ReceiptManager / receipt-parser-legacy

A supermarket receipt parser written in Python using tesseract OCR

Home Page:https://tech.trivago.com/2015/10/06/python_receipt_parser/

Geek Repo:Geek Repo

Github PK Tool:Github PK Tool

make docker-run

schancee opened this issue · comments

Hi,

When I run "make docker-run", I get the following error:
"Removing tmp folder
pipenv run python -m parser
Traceback (most recent call last):
File "/usr/local/lib/python3.8/runpy.py", line 193, in _run_module_as_main
return _run_code(code, main_globals, None,
File "/usr/local/lib/python3.8/runpy.py", line 86, in _run_code
exec(code, run_globals)
File "/usr/src/app/parser/main.py", line 11, in
main()
File "/usr/src/app/parser/main.py", line 6, in main
stats = parser.ocr_receipts(config, receipt_files)
File "/usr/src/app/parser/parser.py", line 125, in ocr_receipts
receipt = Receipt(config, receipt.readlines())
File "/usr/src/app/parser/receipt.py", line 40, in init
self.parse()
File "/usr/src/app/parser/receipt.py", line 62, in parse
self.date = self.parse_date()
File "/usr/src/app/parser/receipt.py", line 94, in parse_date
dateutil.parser.parse(date_str)
File "/root/.local/share/virtualenvs/app-lp47FrbD/lib/python3.8/site-packages/dateutil/parser/_parser.py", line 1374, in parse
return DEFAULTPARSER.parse(timestr, **kwargs)
File "/root/.local/share/virtualenvs/app-lp47FrbD/lib/python3.8/site-packages/dateutil/parser/_parser.py", line 649, in parse
raise ParserError("Unknown string format: %s", timestr)
dateutil.parser._parser.ParserError: Unknown string format: 06.06. 2015
Text, Market, Date, Sum
rewe
1.0 REWE
data/txt/IMG0001.jpg.out.txt.txt REWE 04.12.2014 0.99
kaiser's tengelmanrı gmbh
0.8 Kaiser's
data/txt/IMG0006.jpg.out.txt.txt Kaiser's 31.08.2015 15.95
dm dm-drogerie markt
0.8 Drogerie
data/txt/IMG0008.jpg.out.txt.txt Drogerie 11.12.2014 5.85
penny h-milch
1.0 Penny
make: *** [Makefile:7: parse] Error 1
Makefile:22: recipe for target 'docker-run' failed
make: *** [docker-run] Error 2
"
Any ideas what the problem could be?

Look at what triggered the error:

raise ParserError("Unknown string format: %s", timestr) dateutil.parser._parser.ParserError: Unknown string format: 06.06. 2015

This suggests that regexp for capturing dates inside the config.yml cannot match what it got from performing OCR for: "06.06. 2015".

From config.yml:
# Matches dates like 19.08.15 and 19. 08. 2015 date_format: '.*?(?P<date>(\d{2,4}(\.\s?|[^a-zA-Z\d])\d{2}(\.\s?|[^a-zA-Z\d])(20)?1[3-6]))\s+'

Including that case in the regexp above should solve it.

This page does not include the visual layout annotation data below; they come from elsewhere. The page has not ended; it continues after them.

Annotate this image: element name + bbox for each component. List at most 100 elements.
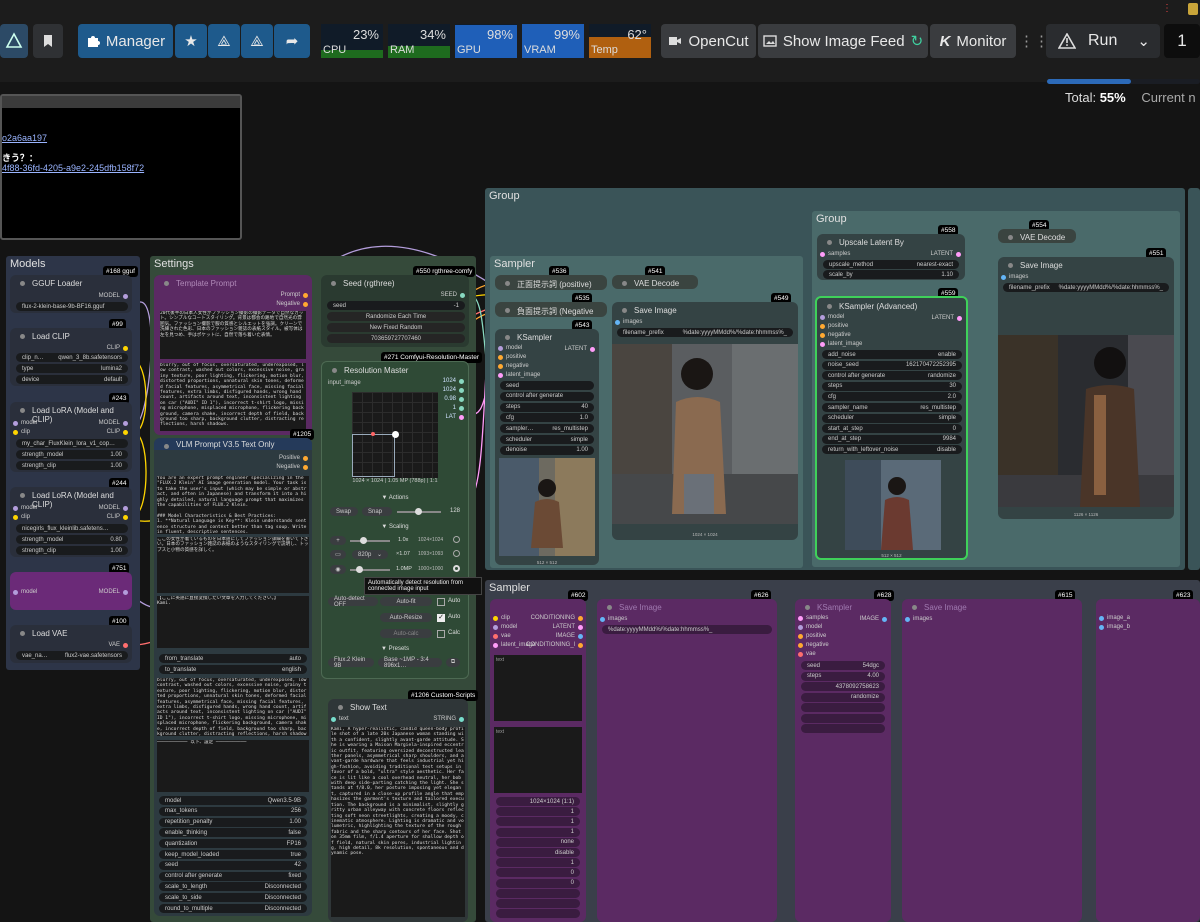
scale-icon-3[interactable]: ◉ (330, 565, 346, 574)
ksampler-advanced-node[interactable]: KSampler (Advanced) LATENT model positive… (815, 296, 968, 560)
auto-checkbox-2[interactable]: ✓ (437, 614, 445, 622)
vlm-param-widget[interactable]: keep_model_loaded true (159, 850, 307, 859)
ks-widget[interactable]: scheduler simple (500, 435, 594, 444)
b1-widget[interactable]: 1 (496, 807, 580, 817)
b1-text-area-2[interactable]: text (494, 727, 582, 793)
seed-value[interactable]: seed -1 (327, 301, 465, 310)
vlm-param-widget[interactable]: round_to_multiple Disconnected (159, 904, 307, 913)
template-prompt-node[interactable]: Template Prompt Prompt Negative 20代後半の日本… (154, 275, 312, 435)
gguf-file[interactable]: flux-2-klein-base-9b-BF16.gguf (16, 302, 128, 311)
ksa-widget[interactable]: steps 30 (822, 381, 962, 391)
vae-decode-2-node[interactable]: VAE Decode (998, 229, 1076, 243)
ksa-widget[interactable]: end_at_step 9984 (822, 434, 962, 444)
b1-in-socket[interactable]: clip (493, 615, 510, 621)
lora1-node[interactable]: Load LoRA (Model and CLIP) model clip MO… (10, 402, 132, 472)
b1-widget[interactable] (496, 888, 580, 898)
from-translate[interactable]: from_translate auto (159, 654, 307, 663)
lora2-node[interactable]: Load LoRA (Model and CLIP) model clip MO… (10, 487, 132, 557)
preset-model-select[interactable]: Flux.2 Klein 9B (328, 657, 374, 669)
b1-out-socket[interactable]: IMAGE (556, 633, 583, 639)
b3-in-socket[interactable]: model (798, 624, 822, 630)
b1-out-socket[interactable]: CONDITIONING_l (526, 642, 583, 648)
logo-button[interactable] (0, 24, 28, 58)
scale-icon-2[interactable]: ▭ (330, 550, 346, 559)
b1-widget[interactable]: 1024×1024 (1:1) (496, 797, 580, 806)
b3-widget[interactable]: 4378092758623 (801, 682, 885, 691)
actions-header[interactable]: ▼ Actions (322, 495, 468, 501)
preset-size-select[interactable]: Base ~1MP - 3:4 896x1… (378, 657, 442, 669)
b3-in-socket[interactable]: positive (798, 633, 826, 639)
bottom-compare-node[interactable]: image_a image_b (1096, 599, 1200, 922)
console-line-1[interactable]: o2a6aa197 (2, 133, 47, 143)
save-filename[interactable]: filename_prefix %date:yyyyMMdd%/%date:hhm… (617, 328, 793, 337)
ksa-widget[interactable]: add_noise enable (822, 350, 962, 359)
resolution-handle[interactable] (392, 431, 399, 438)
vlm-param-widget[interactable]: control after generate fixed (159, 871, 307, 881)
save-image-node[interactable]: Save Image images filename_prefix %date:y… (612, 302, 798, 540)
window-menu-icon[interactable]: ⋮ (1162, 3, 1172, 14)
vlm-prompt-node[interactable]: VLM Prompt V3.5 Text Only Positive Negat… (154, 438, 312, 916)
chevron-down-icon[interactable]: ⌄ (1137, 32, 1150, 50)
manager-button[interactable]: Manager (78, 24, 173, 58)
ks-in-socket[interactable]: negative (498, 363, 529, 369)
vlm-negative-text[interactable]: blurry, out of focus, oversaturated, und… (157, 678, 309, 736)
b3-in-socket[interactable]: negative (798, 642, 829, 648)
snap-slider[interactable] (397, 508, 441, 515)
scale-slider-1[interactable] (350, 537, 390, 544)
ks-widget[interactable]: steps 40 (500, 402, 594, 412)
last-seed-button[interactable]: 703659727707460 (327, 334, 465, 343)
tool-b-button[interactable]: ⟁ (241, 24, 273, 58)
bottom-save-node[interactable]: Save Image images %date:yyyyMMdd%/%date:… (597, 599, 777, 922)
upscale-method[interactable]: upscale_method nearest-exact (823, 260, 959, 269)
opencut-button[interactable]: OpenCut (661, 24, 756, 58)
scaling-header[interactable]: ▼ Scaling (322, 524, 468, 530)
b5-in-socket[interactable]: image_b (1099, 624, 1130, 630)
vlm-param-widget[interactable]: repetition_penalty 1.00 (159, 817, 307, 827)
calc-checkbox[interactable] (437, 630, 445, 638)
ksa-widget[interactable]: cfg 2.0 (822, 392, 962, 402)
ksa-widget[interactable]: return_with_leftover_noise disable (822, 445, 962, 455)
bottom-node-1[interactable]: clip model vae latent_image CONDITIONING LAT… (490, 599, 586, 922)
auto-detect-toggle[interactable]: Auto-detect OFF (328, 596, 378, 608)
save2-filename[interactable]: filename_prefix %date:yyyyMMdd%/%date:hhm… (1003, 283, 1169, 292)
b1-widget[interactable] (496, 909, 580, 919)
vlm-param-widget[interactable]: scale_to_length Disconnected (159, 882, 307, 892)
auto-checkbox-1[interactable] (437, 598, 445, 606)
b3-widget[interactable]: randomize (801, 692, 885, 702)
group-right-edge[interactable] (1188, 188, 1200, 570)
bookmark-button[interactable] (33, 24, 63, 58)
console-line-3[interactable]: 4f88-36fd-4205-a9e2-245dfb158f72 (2, 163, 144, 173)
show-text-node[interactable]: Show Text text STRING Kami, A hyper-real… (328, 699, 468, 922)
b1-widget[interactable]: 1 (496, 858, 580, 868)
ks-widget[interactable]: control after generate (500, 391, 594, 401)
vlm-separator-text[interactable]: ─────────── 以下、設定 ─────────── (157, 740, 309, 792)
ksa-in-socket[interactable]: latent_image (820, 341, 862, 347)
b1-widget[interactable] (496, 899, 580, 908)
scale-1-radio[interactable] (453, 536, 460, 543)
negative-prompt-node[interactable]: 負面提示詞 (Negative Prom (495, 302, 607, 317)
new-fixed-random-button[interactable]: New Fixed Random (327, 323, 465, 332)
vlm-param-widget[interactable]: scale_to_side Disconnected (159, 893, 307, 903)
b3-in-socket[interactable]: samples (798, 615, 828, 621)
ks-widget[interactable]: cfg 1.0 (500, 413, 594, 423)
ksa-widget[interactable]: control after generate randomize (822, 371, 962, 381)
b3-widget[interactable] (801, 724, 885, 733)
extension-icon[interactable] (1188, 3, 1198, 15)
bottom-save-2-node[interactable]: Save Image images (902, 599, 1082, 922)
b1-widget[interactable]: 0 (496, 868, 580, 878)
vlm-param-widget[interactable]: quantization FP16 (159, 839, 307, 849)
clip-name[interactable]: clip_n… qwen_3_8b.safetensors (16, 353, 128, 362)
preset-apply-button[interactable]: ⧉ (446, 658, 460, 667)
ksa-widget[interactable]: sampler_name res_multistep (822, 403, 962, 412)
scale-2-radio[interactable] (453, 550, 460, 557)
ks-in-socket[interactable]: model (498, 345, 522, 351)
scale-icon-1[interactable]: + (330, 536, 346, 545)
ksa-widget[interactable]: scheduler simple (822, 413, 962, 423)
bottom-ksampler-node[interactable]: KSampler samples model positive negative vae… (795, 599, 891, 922)
ks-in-socket[interactable]: latent_image (498, 372, 540, 378)
load-vae-node[interactable]: Load VAE VAE vae_na… flux2-vae.safetensor… (10, 625, 132, 663)
randomize-each-time-button[interactable]: Randomize Each Time (327, 312, 465, 321)
ks-widget[interactable]: denoise 1.00 (500, 445, 594, 455)
b3-widget[interactable]: steps 4.00 (801, 671, 885, 681)
resolution-master-node[interactable]: Resolution Master input_image 1024 1024 … (321, 361, 469, 679)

I didn't look at the code in reciept.py and objectview.py so there could also be a problem there.

Yeah, I think it's what @mostlyfabulous already mentioned. The regex in the config would have to be expanded to support the format (06.06. 2015). Closing this to keep the issue tracker clean.